Se Dona Mercedes, guardando
valores medianímicos tão extensos, se declarava incapaz de movimentar o patrimônio
espiritual com que fora agraciada pelo Alto, que fazer senão aguardar a
renovação de atitudes, por parte dela própria?
O marido, sumamente devotado aos
serviços da caridade cristã, rogava-lhe, com insistência:
- Mercedes, por que não nos
consagramos à missão da fraternidade e da luz? Não concordas, querida, que a
inexistência de filhos em nosso jardim conjugal é forte argumento a favor de
minha interrogação? Estamos quase sós, dispomos de belas oportunidades de tempo
e expressivos recursos materiais.
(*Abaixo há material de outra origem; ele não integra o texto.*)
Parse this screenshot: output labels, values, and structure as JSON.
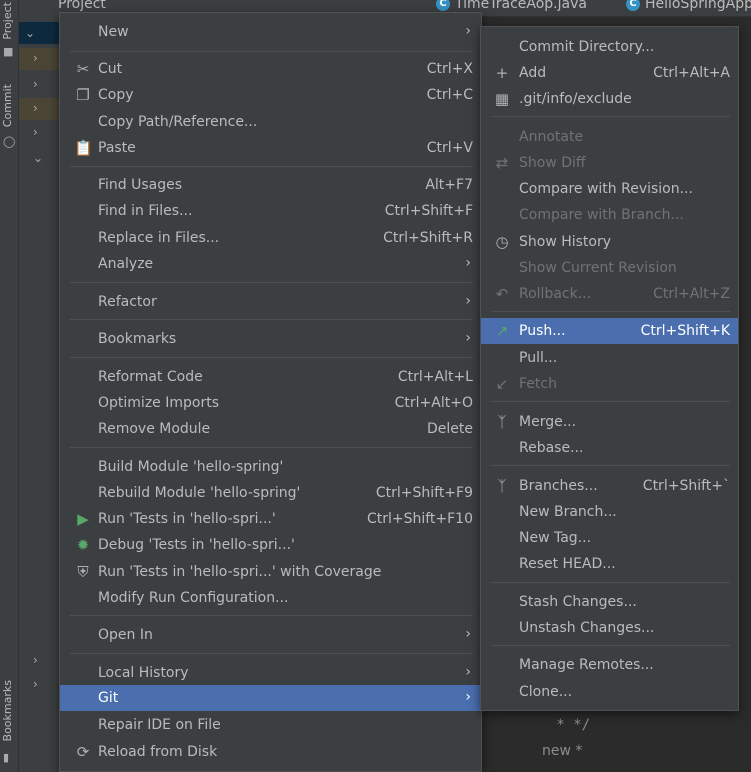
{
  "tool_windows": {
    "project": "Project",
    "commit": "Commit",
    "bookmarks": "Bookmarks"
  },
  "tabs": [
    {
      "label": "Project"
    },
    {
      "label": "TimeTraceAop.java"
    },
    {
      "label": "HelloSpringApp"
    }
  ],
  "editor_fragments": {
    "line1": " * */",
    "line2": "new *"
  },
  "context_menu": {
    "items": [
      {
        "label": "New",
        "submenu": true
      },
      {
        "label": "Cut",
        "shortcut": "Ctrl+X",
        "icon": "scissors-icon"
      },
      {
        "label": "Copy",
        "shortcut": "Ctrl+C",
        "icon": "copy-icon"
      },
      {
        "label": "Copy Path/Reference..."
      },
      {
        "label": "Paste",
        "shortcut": "Ctrl+V",
        "icon": "paste-icon"
      },
      {
        "label": "Find Usages",
        "shortcut": "Alt+F7"
      },
      {
        "label": "Find in Files...",
        "shortcut": "Ctrl+Shift+F"
      },
      {
        "label": "Replace in Files...",
        "shortcut": "Ctrl+Shift+R"
      },
      {
        "label": "Analyze",
        "submenu": true
      },
      {
        "label": "Refactor",
        "submenu": true
      },
      {
        "label": "Bookmarks",
        "submenu": true
      },
      {
        "label": "Reformat Code",
        "shortcut": "Ctrl+Alt+L"
      },
      {
        "label": "Optimize Imports",
        "shortcut": "Ctrl+Alt+O"
      },
      {
        "label": "Remove Module",
        "shortcut": "Delete"
      },
      {
        "label": "Build Module 'hello-spring'"
      },
      {
        "label": "Rebuild Module 'hello-spring'",
        "shortcut": "Ctrl+Shift+F9"
      },
      {
        "label": "Run 'Tests in 'hello-spri...'",
        "shortcut": "Ctrl+Shift+F10",
        "icon": "run-icon"
      },
      {
        "label": "Debug 'Tests in 'hello-spri...'",
        "icon": "debug-icon"
      },
      {
        "label": "Run 'Tests in 'hello-spri...' with Coverage",
        "icon": "coverage-icon"
      },
      {
        "label": "Modify Run Configuration..."
      },
      {
        "label": "Open In",
        "submenu": true
      },
      {
        "label": "Local History",
        "submenu": true
      },
      {
        "label": "Git",
        "submenu": true,
        "selected": true
      },
      {
        "label": "Repair IDE on File"
      },
      {
        "label": "Reload from Disk",
        "icon": "reload-icon"
      }
    ]
  },
  "git_menu": {
    "items": [
      {
        "label": "Commit Directory..."
      },
      {
        "label": "Add",
        "shortcut": "Ctrl+Alt+A",
        "icon": "plus-icon"
      },
      {
        "label": ".git/info/exclude",
        "icon": "git-file-icon"
      },
      {
        "label": "Annotate",
        "disabled": true
      },
      {
        "label": "Show Diff",
        "disabled": true,
        "icon": "diff-icon"
      },
      {
        "label": "Compare with Revision..."
      },
      {
        "label": "Compare with Branch...",
        "disabled": true
      },
      {
        "label": "Show History",
        "icon": "history-icon"
      },
      {
        "label": "Show Current Revision",
        "disabled": true
      },
      {
        "label": "Rollback...",
        "shortcut": "Ctrl+Alt+Z",
        "disabled": true,
        "icon": "rollback-icon"
      },
      {
        "label": "Push...",
        "shortcut": "Ctrl+Shift+K",
        "selected": true,
        "icon": "push-icon"
      },
      {
        "label": "Pull..."
      },
      {
        "label": "Fetch",
        "disabled": true,
        "icon": "fetch-icon"
      },
      {
        "label": "Merge...",
        "icon": "merge-icon"
      },
      {
        "label": "Rebase..."
      },
      {
        "label": "Branches...",
        "shortcut": "Ctrl+Shift+`",
        "icon": "branch-icon"
      },
      {
        "label": "New Branch..."
      },
      {
        "label": "New Tag..."
      },
      {
        "label": "Reset HEAD..."
      },
      {
        "label": "Stash Changes..."
      },
      {
        "label": "Unstash Changes..."
      },
      {
        "label": "Manage Remotes..."
      },
      {
        "label": "Clone..."
      }
    ]
  },
  "colors": {
    "menu_bg": "#3c3f41",
    "selection": "#4b6eaf",
    "text": "#bbbbbb",
    "disabled": "#727272"
  }
}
Por que não nos dedicarmos à sementeira do
bem?
Quantas dores poderemos aliviar,
quanto consolo a distribuir! Além de tudo, Mercedes, a vida pede idealismo
criador.
- Ora, Joaquim, acentuava a
esposa ferida no amor-próprio, e meus nervos?
E denunciando a recôndita má vontade,
acrescentava:
- Receio, igualmente, as
mistificações, as contrariedades... Abertas as portas de nossa casa às
incursões públicas, não teríamos sossego... Não pertenceríamos ao lar, que
passaria, de imediato, à condição de propriedade alheia... A pretexto de
praticar o bem, seríamos fatalmente arrastados a escuro turbilhão.
- Não tanto objetava o
companheiro, previdente, aprenderíamos a aproveitar os minutos, atrairíamos
grande família pelos laços do coração e estaríamos, sem dúvida, adquirindo a preciosa
ciência do controle próprio.
A esposa, entretanto, revidava,
irritadiça:
- E meus nervos doentes?
Impossível!
Joaquim sorria, algo
desencantado, e continuava observando:
- Não transformes pequenos
dissabores em fantasmas. Assinalemos a obra de nossa própria elevação, ainda
por fazer; vejamos, antes de tudo, as necessidades de cooperação com o Cristo!
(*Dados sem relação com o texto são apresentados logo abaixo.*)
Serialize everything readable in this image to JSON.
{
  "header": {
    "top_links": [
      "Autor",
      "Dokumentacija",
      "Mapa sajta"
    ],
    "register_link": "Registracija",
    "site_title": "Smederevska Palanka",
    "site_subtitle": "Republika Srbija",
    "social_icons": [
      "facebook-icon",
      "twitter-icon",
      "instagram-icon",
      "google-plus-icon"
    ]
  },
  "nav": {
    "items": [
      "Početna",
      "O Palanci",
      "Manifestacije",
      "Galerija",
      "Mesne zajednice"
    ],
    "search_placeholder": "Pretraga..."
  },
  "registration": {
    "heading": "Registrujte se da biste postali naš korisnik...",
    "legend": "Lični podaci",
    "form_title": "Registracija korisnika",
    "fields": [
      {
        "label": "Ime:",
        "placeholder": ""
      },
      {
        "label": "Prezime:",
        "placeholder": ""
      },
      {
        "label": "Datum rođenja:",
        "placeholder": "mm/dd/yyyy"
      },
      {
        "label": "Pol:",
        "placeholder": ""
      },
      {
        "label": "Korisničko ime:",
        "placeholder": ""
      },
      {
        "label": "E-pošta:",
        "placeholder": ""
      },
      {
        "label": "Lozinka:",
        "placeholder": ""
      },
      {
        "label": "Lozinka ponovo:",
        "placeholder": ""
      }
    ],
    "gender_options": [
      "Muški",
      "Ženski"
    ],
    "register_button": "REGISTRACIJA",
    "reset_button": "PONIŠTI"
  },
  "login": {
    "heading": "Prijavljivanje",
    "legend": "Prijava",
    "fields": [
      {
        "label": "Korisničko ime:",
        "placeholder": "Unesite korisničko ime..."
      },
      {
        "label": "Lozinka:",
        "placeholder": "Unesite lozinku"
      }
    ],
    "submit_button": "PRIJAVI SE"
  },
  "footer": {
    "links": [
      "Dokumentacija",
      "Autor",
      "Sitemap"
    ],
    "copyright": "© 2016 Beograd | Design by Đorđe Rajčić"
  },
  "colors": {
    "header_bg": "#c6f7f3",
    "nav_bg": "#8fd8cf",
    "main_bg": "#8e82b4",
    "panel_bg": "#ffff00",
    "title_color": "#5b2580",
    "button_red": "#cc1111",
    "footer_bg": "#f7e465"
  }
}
Dona Mercedes, no entanto,
interceptava-lhe as palavras, clamando, intempestiva:
- Minha saúde não permite.
Não disponho de enfibratura nervosa para tolerar a contemplação de entidades desiquilibradas
do outro mundo, nem resistência para acomodar-me com os enfermos deste...
Positivamente, não posso...
Como o esposo a fitasse
serenamente, sem reprovação e sem desalento, concluía, enfadada:
- É assunto para outra
reencarnação...
Nas reuniões doutrinárias era
amparada por advertências sublimes.
- Mercedes, minha filha, escrevia-lhe
a mãezinha carinhosa, que desde muito, a procedera no túmulo, vale-te da
presente oportunidade para a renovação em Jesus. A reforma interior reclama
trabalho, sacrifício e constantes demonstrações de boa-vontade. Lembra-te de
que o Senhor foi altamente magnânimo para contigo, abrindo-te as portas a
soberanas edificações espirituais. Acalma os impulsos nervosos e coopera com os
teus irmãos na fé, alicerçando o futuro divino. Ninguém trai, impunemente, os
deveres essenciais a cumprir. Por que a irritabilidade perante a dor?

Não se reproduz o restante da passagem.